Having spent the past two months reading through the Quatermain and Ayesha series, I can say I am surprised. Before reading him, I had dismissed Haggard as being something of a lightweight. He isn't. His writing is not only captivating but full of masterful prose imagery. And he fills his novels with ideas, especially as he seems to be arguing about the merits of religion and the infinite over the entirety of his four decades long writing career.

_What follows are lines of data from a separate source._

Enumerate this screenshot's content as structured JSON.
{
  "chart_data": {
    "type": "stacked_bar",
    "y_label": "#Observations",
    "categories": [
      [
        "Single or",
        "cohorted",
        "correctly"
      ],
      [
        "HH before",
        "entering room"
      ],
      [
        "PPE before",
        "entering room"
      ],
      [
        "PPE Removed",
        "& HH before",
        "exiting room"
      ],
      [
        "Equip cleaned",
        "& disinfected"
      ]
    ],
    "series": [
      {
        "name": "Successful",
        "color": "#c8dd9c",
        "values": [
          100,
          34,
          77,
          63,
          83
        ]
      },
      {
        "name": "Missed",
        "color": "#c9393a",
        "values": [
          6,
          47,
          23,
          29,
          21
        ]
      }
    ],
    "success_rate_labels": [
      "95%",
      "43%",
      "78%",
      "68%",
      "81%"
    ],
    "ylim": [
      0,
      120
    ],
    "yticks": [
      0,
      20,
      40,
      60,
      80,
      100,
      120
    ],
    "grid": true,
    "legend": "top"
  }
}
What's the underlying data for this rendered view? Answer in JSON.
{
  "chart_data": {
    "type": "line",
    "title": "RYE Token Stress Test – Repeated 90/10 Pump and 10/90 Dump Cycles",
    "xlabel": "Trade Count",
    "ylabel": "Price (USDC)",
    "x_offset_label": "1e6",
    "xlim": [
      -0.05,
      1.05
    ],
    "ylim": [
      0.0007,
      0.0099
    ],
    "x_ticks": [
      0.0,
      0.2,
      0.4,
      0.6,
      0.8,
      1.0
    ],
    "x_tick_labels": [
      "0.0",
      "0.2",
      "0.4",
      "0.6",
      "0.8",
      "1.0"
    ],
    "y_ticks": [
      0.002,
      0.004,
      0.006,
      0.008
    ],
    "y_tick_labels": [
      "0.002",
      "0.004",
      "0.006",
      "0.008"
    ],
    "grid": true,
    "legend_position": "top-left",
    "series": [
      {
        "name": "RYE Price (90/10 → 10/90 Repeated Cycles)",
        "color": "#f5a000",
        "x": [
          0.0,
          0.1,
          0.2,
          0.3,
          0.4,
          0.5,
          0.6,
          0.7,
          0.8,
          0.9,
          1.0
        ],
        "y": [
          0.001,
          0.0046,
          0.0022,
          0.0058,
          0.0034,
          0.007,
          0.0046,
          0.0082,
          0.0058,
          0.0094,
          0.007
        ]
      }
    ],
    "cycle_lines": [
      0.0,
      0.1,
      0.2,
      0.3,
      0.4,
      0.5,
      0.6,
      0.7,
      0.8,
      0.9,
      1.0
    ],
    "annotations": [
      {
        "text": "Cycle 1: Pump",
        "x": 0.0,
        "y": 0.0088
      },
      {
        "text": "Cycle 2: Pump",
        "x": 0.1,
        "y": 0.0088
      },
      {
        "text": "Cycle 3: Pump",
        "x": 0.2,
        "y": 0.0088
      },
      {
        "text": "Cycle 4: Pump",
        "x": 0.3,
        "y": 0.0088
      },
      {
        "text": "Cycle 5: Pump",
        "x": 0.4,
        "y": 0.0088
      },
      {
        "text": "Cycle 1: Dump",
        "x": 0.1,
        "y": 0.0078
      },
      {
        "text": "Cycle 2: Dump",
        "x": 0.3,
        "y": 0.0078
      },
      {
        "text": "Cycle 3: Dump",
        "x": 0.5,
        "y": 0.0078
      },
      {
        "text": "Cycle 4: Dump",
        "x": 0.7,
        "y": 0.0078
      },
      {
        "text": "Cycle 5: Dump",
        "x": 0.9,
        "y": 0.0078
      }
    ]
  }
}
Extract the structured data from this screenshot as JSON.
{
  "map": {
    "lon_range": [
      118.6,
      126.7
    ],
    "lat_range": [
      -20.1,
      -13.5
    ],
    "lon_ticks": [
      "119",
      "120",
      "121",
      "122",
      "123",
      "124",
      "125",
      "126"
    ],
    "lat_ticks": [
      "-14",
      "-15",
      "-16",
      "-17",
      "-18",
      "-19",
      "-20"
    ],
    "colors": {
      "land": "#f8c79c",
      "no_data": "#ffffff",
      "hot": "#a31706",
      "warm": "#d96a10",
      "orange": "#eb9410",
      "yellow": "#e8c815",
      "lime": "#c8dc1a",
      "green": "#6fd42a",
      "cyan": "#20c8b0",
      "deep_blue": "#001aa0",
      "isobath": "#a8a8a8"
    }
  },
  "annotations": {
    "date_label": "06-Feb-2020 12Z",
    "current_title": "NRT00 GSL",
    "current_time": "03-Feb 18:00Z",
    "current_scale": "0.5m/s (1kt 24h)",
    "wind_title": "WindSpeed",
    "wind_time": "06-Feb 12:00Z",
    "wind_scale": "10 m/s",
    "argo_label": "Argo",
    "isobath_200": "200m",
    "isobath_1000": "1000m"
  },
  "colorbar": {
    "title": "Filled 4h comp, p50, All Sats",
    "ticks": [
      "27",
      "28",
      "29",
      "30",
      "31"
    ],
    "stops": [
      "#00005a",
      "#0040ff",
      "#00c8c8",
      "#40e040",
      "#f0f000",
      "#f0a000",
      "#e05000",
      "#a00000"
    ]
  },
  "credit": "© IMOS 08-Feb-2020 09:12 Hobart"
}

I'm not sure that I will soon, if ever, have time to return to Quatermain. I shall miss his character, however. It was quite a thrill to see the author grow through life with his most memorable subject. And I'm also struck at how Allan changed and grew through the years. At first, I dismissed him as a stock genre protagonist, into which the reader pours his own perspective, to gain catharsis. I was wrong in that early assessment. For even from the second book onward, from Allan Quartermain, that is, readers were given one long flashback from the point of Allan's death. In Allan and the Ice Gods, a terrible title, Haggard almost brings us all the way round. And in the meantime, we have seen Quatermain grow from an impulsive youth, a romantic young man, and a virile adventurer, to a middle aged skeptic, a father who lost his son, and an elderly man making a tally of his life, wondering where it all leads. Quite a journey.